Arcade Fire Frontman Accused of Sexual Misconduct Prompted Refund Requests!
According to a prominent figure in the Montreal music scene, concertgoers upset by allegations of sexual misconduct against Arcade Fire frontman Win Butler should be refunded for their tickets to the band’s upcoming world tour.
According to Pitchfork’s music news website, Butler was accused of four different things. The CBC was unable to confirm Pitchfork’s claims independently.
Between 2016 and 2020, three women accused Butler of sexual misconduct. Butler was between 36 and 39, while the women were between 18 and 23. According to one source, Butler is charged with assaulting a person twice when they were 21 and he was 34.
Allegations include unwanted sexual text messages, photos, and coerced touching. Even though the alleged interactions were inappropriate due to age differences and unequal power dynamics, the people told Pitchfork that they felt powerless to reject Butler.
In response to the allegations, Butler claimed that all interactions were voluntary and that he never touched a woman against her will.
He apologized for his “pain” and for not being “more tuned in to the effect I have on people.”
Furthermore, he discussed how, at the time of the alleged incidents, his family had just experienced a miscarriage, which had led to depression and alcohol abuse.
“I have interacted with people in person, at events, and on social media, and I have shared messages of which I am not proud,” the statement said.
“Most importantly, these interactions have been reciprocal, involving adults who have given their consent.” Anyone who suggests otherwise is deeply revisionist and, quite simply, incorrect.”
The band’s world tour is currently on schedule, and it is set to begin in Dublin on Tuesday. Whether the time should be canceled or not, Daniel Seligman, the creative director of the POP Montreal music festival, believes accountability is required.
People on social media demanded refunds or the tour’s cancellation over the weekend in response to Butler’s allegations.
Changing ‘toxic’ Music Industry Culture
Seligman, a musician in Montreal for over ten years who has collaborated on several occasions with Arcade Fire, claimed that the music industry has a long history of toxic behavior. In his words, the allegations were a “wake-up call.”
“I think we know a lot more about how those power dynamics work,” Seligman said, “and hopefully, he realizes he can’t do that.” The stereotypical rockstar sleeping with a groupie.
According to Seligman, there is a lot of enabling in this world. “It’s upsetting because there are people nearby who allow it to happen.” Seligman last worked with Arcade Fire at the POP vs.
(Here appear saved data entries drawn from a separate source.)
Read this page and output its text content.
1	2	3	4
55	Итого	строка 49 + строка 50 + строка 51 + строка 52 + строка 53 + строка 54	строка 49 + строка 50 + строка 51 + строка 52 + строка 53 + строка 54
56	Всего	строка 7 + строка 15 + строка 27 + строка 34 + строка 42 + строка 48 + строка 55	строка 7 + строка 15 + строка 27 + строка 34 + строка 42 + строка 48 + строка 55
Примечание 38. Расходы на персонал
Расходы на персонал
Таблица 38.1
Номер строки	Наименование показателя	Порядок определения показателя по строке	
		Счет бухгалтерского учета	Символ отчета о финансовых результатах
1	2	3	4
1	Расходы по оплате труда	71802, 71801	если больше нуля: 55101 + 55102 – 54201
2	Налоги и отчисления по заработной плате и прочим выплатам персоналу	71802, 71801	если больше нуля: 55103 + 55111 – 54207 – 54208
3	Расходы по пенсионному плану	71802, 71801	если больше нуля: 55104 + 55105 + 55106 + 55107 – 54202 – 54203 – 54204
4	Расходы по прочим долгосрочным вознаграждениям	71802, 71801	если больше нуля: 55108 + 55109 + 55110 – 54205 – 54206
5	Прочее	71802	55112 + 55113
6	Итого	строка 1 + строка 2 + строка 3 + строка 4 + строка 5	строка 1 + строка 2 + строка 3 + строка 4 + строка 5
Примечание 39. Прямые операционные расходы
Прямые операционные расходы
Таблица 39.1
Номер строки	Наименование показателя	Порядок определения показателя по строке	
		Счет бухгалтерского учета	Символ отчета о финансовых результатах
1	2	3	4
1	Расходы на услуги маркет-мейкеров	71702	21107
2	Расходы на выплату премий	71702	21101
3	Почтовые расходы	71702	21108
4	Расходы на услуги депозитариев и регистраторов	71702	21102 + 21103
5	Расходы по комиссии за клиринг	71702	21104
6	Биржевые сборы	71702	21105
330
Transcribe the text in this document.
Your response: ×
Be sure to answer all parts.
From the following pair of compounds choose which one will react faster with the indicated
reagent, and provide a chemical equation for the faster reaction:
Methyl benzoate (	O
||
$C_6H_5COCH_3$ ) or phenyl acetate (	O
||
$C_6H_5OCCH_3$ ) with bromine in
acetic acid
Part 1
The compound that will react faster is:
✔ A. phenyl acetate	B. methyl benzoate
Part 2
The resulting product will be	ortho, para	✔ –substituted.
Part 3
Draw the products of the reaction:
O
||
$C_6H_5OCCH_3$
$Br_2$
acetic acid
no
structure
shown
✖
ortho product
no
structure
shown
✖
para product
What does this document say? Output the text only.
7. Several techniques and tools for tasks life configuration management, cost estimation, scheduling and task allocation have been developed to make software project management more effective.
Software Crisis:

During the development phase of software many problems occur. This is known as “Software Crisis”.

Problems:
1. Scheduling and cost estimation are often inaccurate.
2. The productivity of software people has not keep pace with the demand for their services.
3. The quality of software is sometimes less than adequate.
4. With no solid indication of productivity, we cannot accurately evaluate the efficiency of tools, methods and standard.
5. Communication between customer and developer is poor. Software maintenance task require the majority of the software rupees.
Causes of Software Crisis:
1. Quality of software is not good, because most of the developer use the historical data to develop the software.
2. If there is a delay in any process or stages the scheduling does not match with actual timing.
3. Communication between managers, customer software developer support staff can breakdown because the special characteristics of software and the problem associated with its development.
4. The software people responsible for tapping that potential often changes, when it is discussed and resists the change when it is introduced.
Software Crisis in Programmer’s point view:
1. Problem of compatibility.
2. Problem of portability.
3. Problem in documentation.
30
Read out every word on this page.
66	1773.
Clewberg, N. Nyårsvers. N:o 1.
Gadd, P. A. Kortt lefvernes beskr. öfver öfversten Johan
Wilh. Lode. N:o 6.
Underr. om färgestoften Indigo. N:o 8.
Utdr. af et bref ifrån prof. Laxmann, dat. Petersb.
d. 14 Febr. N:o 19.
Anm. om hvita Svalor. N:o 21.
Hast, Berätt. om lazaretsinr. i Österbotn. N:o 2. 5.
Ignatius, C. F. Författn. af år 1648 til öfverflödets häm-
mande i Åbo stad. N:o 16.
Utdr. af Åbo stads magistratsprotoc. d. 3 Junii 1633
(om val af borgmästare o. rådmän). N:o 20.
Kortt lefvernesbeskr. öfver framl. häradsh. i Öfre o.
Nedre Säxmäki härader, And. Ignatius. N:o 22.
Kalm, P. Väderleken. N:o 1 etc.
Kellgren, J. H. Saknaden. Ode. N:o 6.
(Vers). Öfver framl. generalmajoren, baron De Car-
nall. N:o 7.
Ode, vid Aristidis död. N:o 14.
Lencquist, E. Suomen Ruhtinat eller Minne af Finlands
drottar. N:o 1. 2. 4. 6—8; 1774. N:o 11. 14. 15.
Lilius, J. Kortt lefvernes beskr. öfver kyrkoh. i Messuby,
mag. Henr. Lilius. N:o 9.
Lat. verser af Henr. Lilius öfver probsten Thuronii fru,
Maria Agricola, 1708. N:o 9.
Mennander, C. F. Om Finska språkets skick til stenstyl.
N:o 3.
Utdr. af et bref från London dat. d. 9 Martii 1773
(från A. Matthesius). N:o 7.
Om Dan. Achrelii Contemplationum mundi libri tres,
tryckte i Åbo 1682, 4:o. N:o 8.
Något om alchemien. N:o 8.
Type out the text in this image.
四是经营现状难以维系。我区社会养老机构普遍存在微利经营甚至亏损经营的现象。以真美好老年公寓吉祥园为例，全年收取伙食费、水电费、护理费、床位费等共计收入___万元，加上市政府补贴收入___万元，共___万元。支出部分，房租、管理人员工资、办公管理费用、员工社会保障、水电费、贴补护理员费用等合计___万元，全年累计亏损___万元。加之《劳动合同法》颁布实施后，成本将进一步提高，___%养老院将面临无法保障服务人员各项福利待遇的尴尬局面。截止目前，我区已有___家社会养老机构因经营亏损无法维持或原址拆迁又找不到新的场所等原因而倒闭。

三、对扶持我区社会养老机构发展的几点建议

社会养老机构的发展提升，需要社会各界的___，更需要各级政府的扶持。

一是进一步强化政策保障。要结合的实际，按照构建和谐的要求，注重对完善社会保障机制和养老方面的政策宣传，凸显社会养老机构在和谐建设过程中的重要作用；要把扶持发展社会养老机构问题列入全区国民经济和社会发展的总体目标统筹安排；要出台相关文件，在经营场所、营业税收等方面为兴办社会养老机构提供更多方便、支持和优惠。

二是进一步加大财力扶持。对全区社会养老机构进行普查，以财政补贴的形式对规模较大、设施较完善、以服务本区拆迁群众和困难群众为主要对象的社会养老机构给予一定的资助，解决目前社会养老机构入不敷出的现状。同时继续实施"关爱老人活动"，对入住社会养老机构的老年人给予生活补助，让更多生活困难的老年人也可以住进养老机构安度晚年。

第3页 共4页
Jock charity basketball game in 2016, where Butler first met one of the accusing women.
He claimed Butler was disrespectful to POP Montreal employees, many of whom said they would no longer work with the band, and demanded payment from the charity for event-related expenses.
“It’s unsettling,” Seligman said. “That wasn’t a pleasant experience, and it was difficult to see how he used it to prey on a younger woman.” Butler’s bandmate and wife, Régine Chassagne, also stated her support.
“I know what is in his heart,” Chassagne said in the statement, “and I know he has never, and would never, touch a woman without her consent, and I am certain he never did.” “He became disoriented, but he now knows where he is.” I treasure our friendship and the life we’ve created together.”